Core
Memory Management and Core Types
Core memory and container usage in NAppGUI is macro-heavy but consistent. The heap API provides typed allocation helpers, while arrays and other containers expose a generic implementation wrapped in type-safe macros.
Relevant Source Files
Heap API
heap.h exposes both raw and typed allocation helpers. At the low level there are named allocation functions such as
heap_malloc_imp, heap_calloc_imp, aligned variants, reallocation, and explicit free. At the common call-site level,
the macros are the real interface: heap_new, heap_new0, heap_new_n, heap_realloc_n,
heap_delete, and heap_delete_n.
The layer also includes verbosity, stats, leak detection, and auditor helpers, which is why the header describes it as an allocator and auditor, not just a malloc wrapper.
Typed Containers
ArrPt is the pointer-array family and ArrSt is the value-array family. Both are implemented as generic arrays underneath,
but the public macros make the call sites type-aware: create, destroy, clear, insert, append, delete, sort, search, read/write, and iteration.
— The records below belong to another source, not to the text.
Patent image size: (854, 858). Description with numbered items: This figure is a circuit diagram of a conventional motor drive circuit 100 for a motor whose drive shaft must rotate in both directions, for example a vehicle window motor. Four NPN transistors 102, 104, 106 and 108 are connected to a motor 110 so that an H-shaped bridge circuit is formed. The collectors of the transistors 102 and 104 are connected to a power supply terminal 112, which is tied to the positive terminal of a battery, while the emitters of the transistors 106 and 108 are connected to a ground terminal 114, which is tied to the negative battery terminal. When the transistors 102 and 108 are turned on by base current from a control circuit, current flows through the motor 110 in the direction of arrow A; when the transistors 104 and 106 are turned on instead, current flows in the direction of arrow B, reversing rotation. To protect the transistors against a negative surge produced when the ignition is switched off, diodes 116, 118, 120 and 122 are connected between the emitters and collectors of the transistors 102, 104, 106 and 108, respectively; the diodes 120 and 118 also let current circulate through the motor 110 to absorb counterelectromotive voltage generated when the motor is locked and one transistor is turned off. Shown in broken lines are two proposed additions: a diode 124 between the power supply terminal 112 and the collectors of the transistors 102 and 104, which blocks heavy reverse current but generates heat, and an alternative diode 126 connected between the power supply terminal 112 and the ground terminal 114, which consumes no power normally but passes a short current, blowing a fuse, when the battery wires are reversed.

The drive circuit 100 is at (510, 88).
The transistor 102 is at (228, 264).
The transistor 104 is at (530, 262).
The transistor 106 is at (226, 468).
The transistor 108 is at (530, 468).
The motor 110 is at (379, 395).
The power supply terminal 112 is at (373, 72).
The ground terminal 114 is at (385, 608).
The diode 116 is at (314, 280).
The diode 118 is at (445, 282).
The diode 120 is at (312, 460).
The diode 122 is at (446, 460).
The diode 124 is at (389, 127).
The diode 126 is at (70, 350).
The iteration macros are worth noting because they shape a lot of the codebase style. Patterns like arrpt_foreach(...),
arrst_foreach(...), and the matching arrpt_end()/arrst_end() appear throughout gui,
osgui, and core.
Containers As DBind Types
A subtle but important part of core.cpp is that it registers ArrPt and ArrSt as DBind container types during
core_start(). That is what allows DBind-backed serialization and comparison logic to treat these containers as first-class typed values.
The runtime differentiates between pointer-storing and value-storing containers, which matches the public split between ArrPt and ArrSt.
Practical Style of The Codebase
The project consistently prefers small C structs plus typed macro wrappers over templates or code generation. You see this not just in arrays, but also in sets, strings, object handles, and many internal helper patterns.
If you are reading or extending the codebase, it helps to treat these macros as the intended language of the project rather than as mere convenience wrappers.